Embora talvez demasiado longo, o alinhamento é o mais versátil do projecto londrino que começou por partir do pós-punk, da folk e do psicadelismo, piscou o olho à pop electrónica e se interessou, neste terceiro capítulo, por coros e arranjos de cordas tão sumptuosos como sinuosos sem abandonar caminhos já percorridos. "Sleep Talk" e "Wasting", temas que fecham o álbum com chave de ouro, serão dos melhores exemplos da nova colheita, mas há mais a descobrir destas sessões de gravação.
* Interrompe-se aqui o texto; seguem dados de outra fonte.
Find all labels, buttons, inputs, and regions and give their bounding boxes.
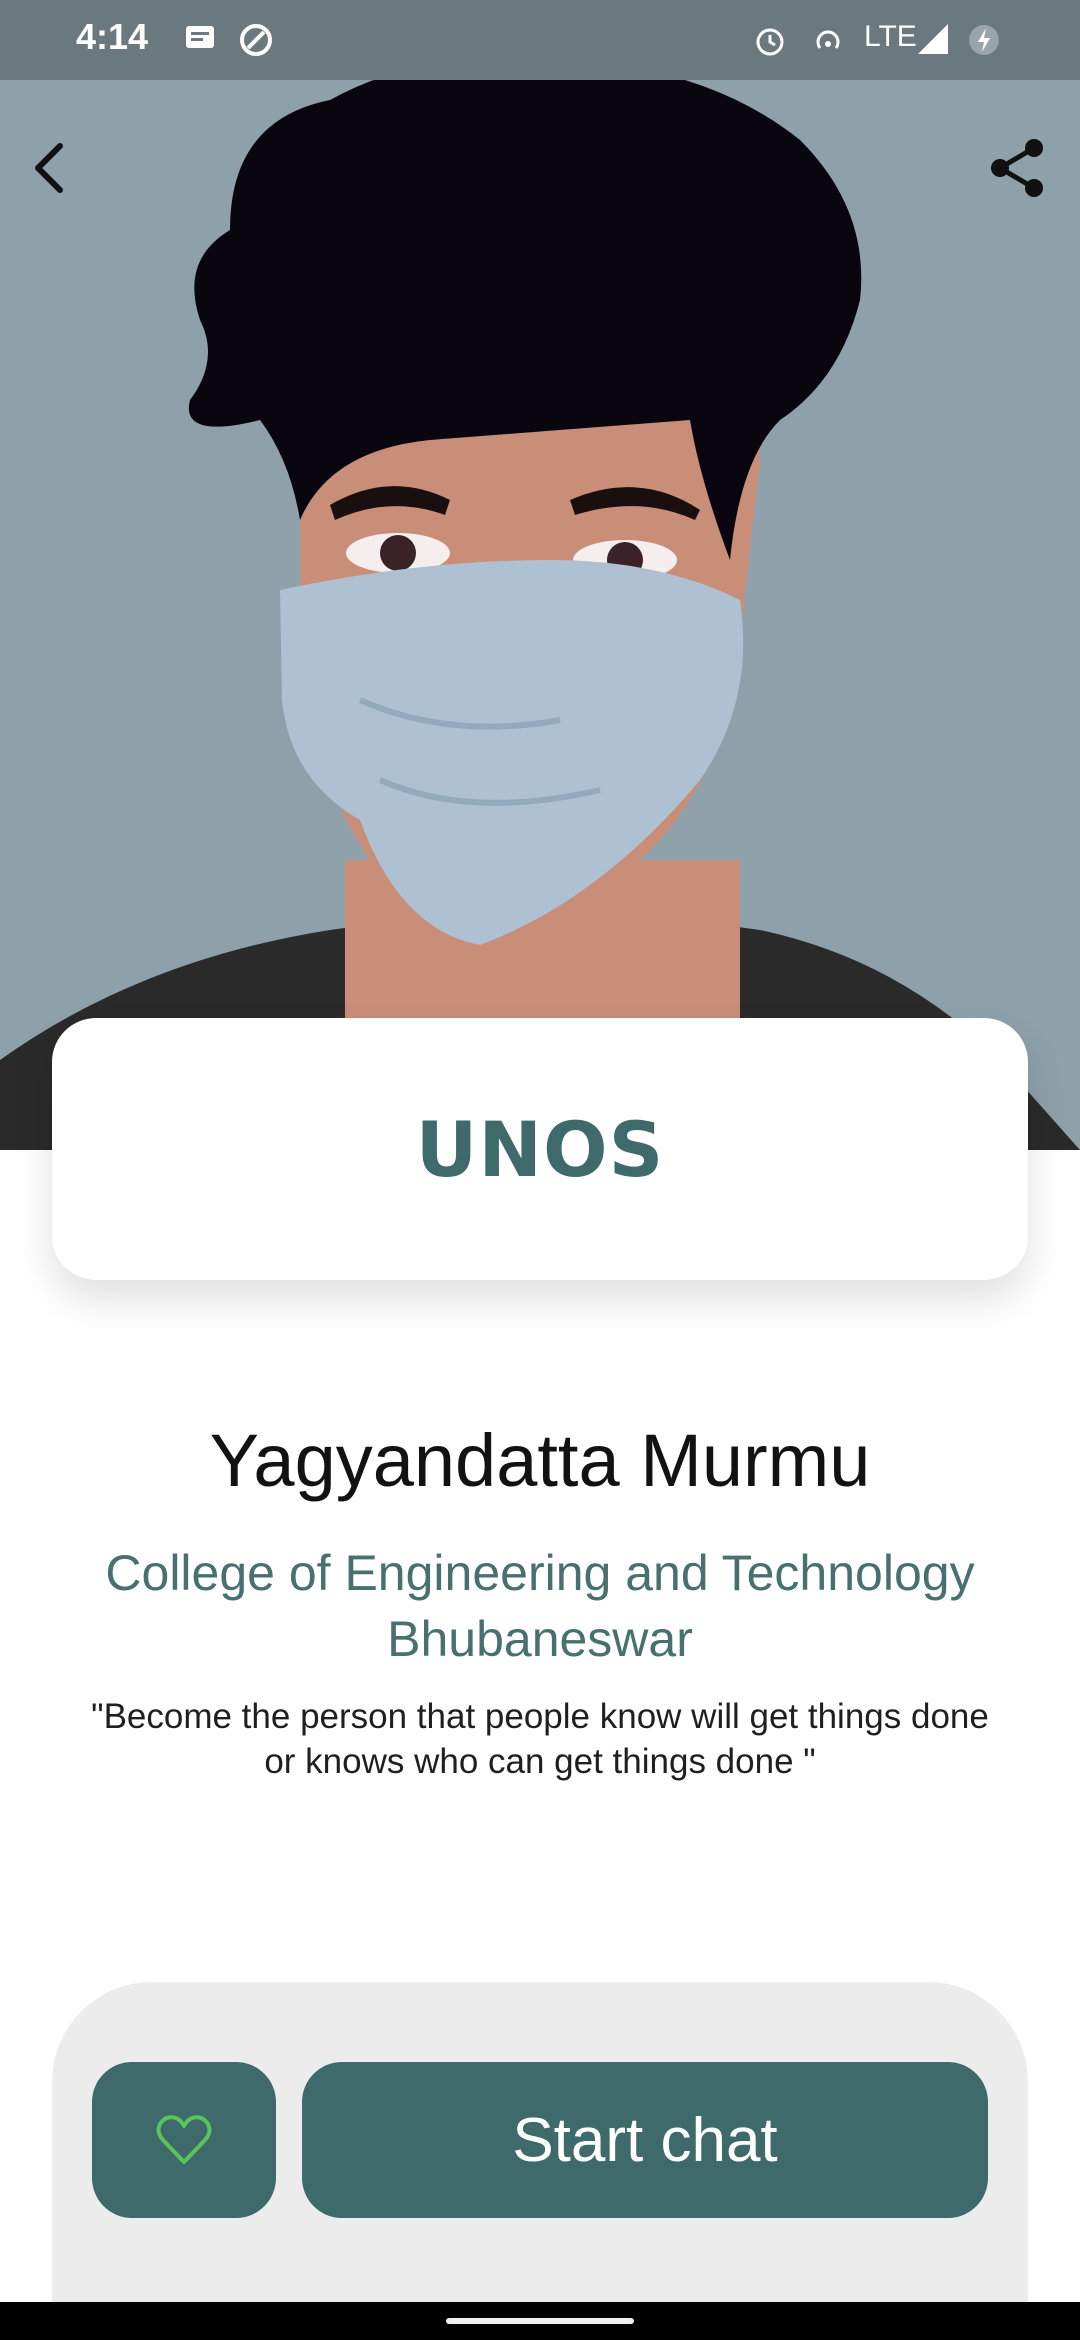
chevron-left-icon — [35, 143, 63, 193]
share-button[interactable] — [978, 128, 1058, 208]
title-card: UNOS — [52, 1018, 1028, 1280]
battery-charging-icon — [966, 22, 1002, 63]
status-time: 4:14 — [76, 16, 149, 57]
profile-name: Yagyandatta Murmu — [209, 1419, 871, 1502]
signal-icon — [916, 22, 950, 61]
favorite-button[interactable] — [92, 2062, 276, 2218]
network-type: LTE — [864, 20, 917, 53]
share-icon — [991, 139, 1043, 197]
back-button[interactable] — [8, 128, 88, 208]
quote-line-2: or knows who can get things done " — [264, 1742, 816, 1781]
message-icon — [184, 22, 216, 59]
home-indicator[interactable] — [446, 2318, 634, 2324]
hotspot-icon — [810, 22, 846, 63]
card-title: UNOS — [415, 1104, 665, 1194]
sync-icon — [238, 22, 274, 63]
heart-outline-icon — [156, 2115, 212, 2164]
college-line-1: College of Engineering and Technology — [105, 1545, 975, 1601]
avatar-illustration — [0, 0, 1080, 1150]
profile-quote: "Become the person that people know will… — [20, 1694, 1060, 1784]
quote-line-1: "Become the person that people know will… — [91, 1697, 989, 1736]
alarm-icon — [752, 22, 788, 63]
status-bar: 4:14 LTE — [0, 0, 1080, 80]
college-line-2: Bhubaneswar — [387, 1611, 693, 1667]
college-name: College of Engineering and Technology Bh… — [40, 1540, 1040, 1672]
start-chat-button[interactable]: Start chat — [302, 2062, 988, 2218]
profile-hero-image — [0, 0, 1080, 1150]
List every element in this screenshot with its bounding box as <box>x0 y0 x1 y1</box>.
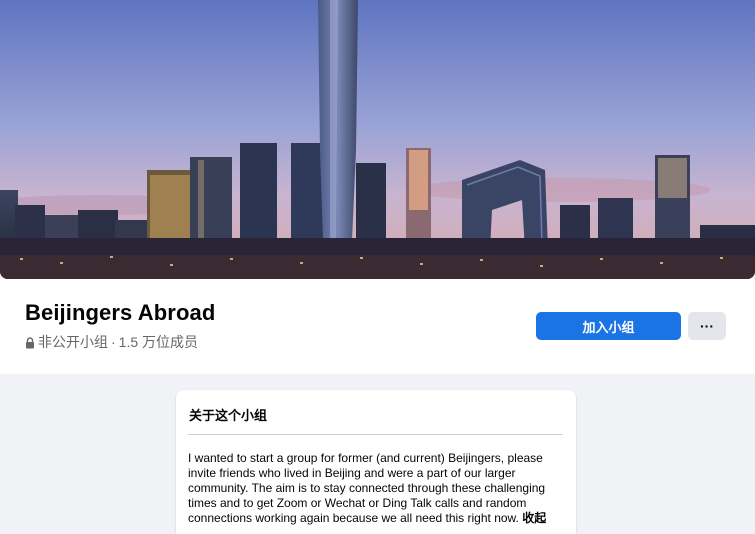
more-options-button[interactable]: ··· <box>688 312 726 340</box>
member-count[interactable]: 1.5 万位成员 <box>119 332 198 352</box>
join-group-button[interactable]: 加入小组 <box>536 312 681 340</box>
group-meta: 非公开小组 · 1.5 万位成员 <box>25 332 198 352</box>
about-heading: 关于这个小组 <box>189 408 268 423</box>
more-dots-icon: ··· <box>700 318 714 334</box>
lock-icon <box>25 336 35 349</box>
about-description: I wanted to start a group for former (an… <box>188 451 560 526</box>
collapse-link[interactable]: 收起 <box>522 511 546 525</box>
about-divider <box>188 434 563 435</box>
group-cover-photo[interactable] <box>0 0 755 279</box>
about-description-text: I wanted to start a group for former (an… <box>188 451 546 525</box>
privacy-label[interactable]: 非公开小组 <box>38 332 108 352</box>
group-header: Beijingers Abroad 非公开小组 · 1.5 万位成员 加入小组 … <box>0 279 755 374</box>
about-card: 关于这个小组 I wanted to start a group for for… <box>176 390 576 534</box>
meta-separator: · <box>111 334 116 350</box>
group-name[interactable]: Beijingers Abroad <box>25 300 215 326</box>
"GOSSIP" não chegou a integrar "Below the Waste" por estar mais próximo de referências distantes das que marcaram o disco - o grupo aponta os universos de Aphex Twin, Koreless ou Tirzah como influências directas - e é a primeira canção a contar com Ruby Kyriakides, o novo membro do trio tornado quarteto, tendo a seu cargo os sintetizadores (dominantes no tema, tal como os teclados).

Além do videoclip abaixo, realizado por Pendlebury, vale a pena espreitar aqui o documentário "The Making of Below The Waste | A Reality Breakdown Documentary", que se debruça sobre o processo multidisciplinar da criação do álbum e da forma como este transitou para os palcos - e falando neles, não seria nada mau poder ouvir estas canções ao vivo por cá.

Os fantasmas de Huppert

Isabelle Huppert é protagonista de vários filmes da mais recente edição da FESTA DO CINEMA FRANCÊS, que está de regresso ao Porto, e a sua presença valoriza duas novidades que dificilmente seriam tão intrigantes sem ela - uma faz parte da secção de antestreias, outra destaca-se entre os inéditos deste ano.

My New Friends (2024).png

"OS NOVOS VIZINHOS", de André Téchiné: A mais recente obra do realizador de "Os Juncos Silvestres" (1994) podia ter sido um grande filme sobre questões actuais e urgentes, tanto em França como por cá. Da violência policial à fronteira entre activismo e terrorismo, do caldeirão multicultural de uma nova Europa a um contexto político cada vez mais polarizado, há várias pistas nada indiferentes às manchetes do momento lançadas no arranque deste drama urbano.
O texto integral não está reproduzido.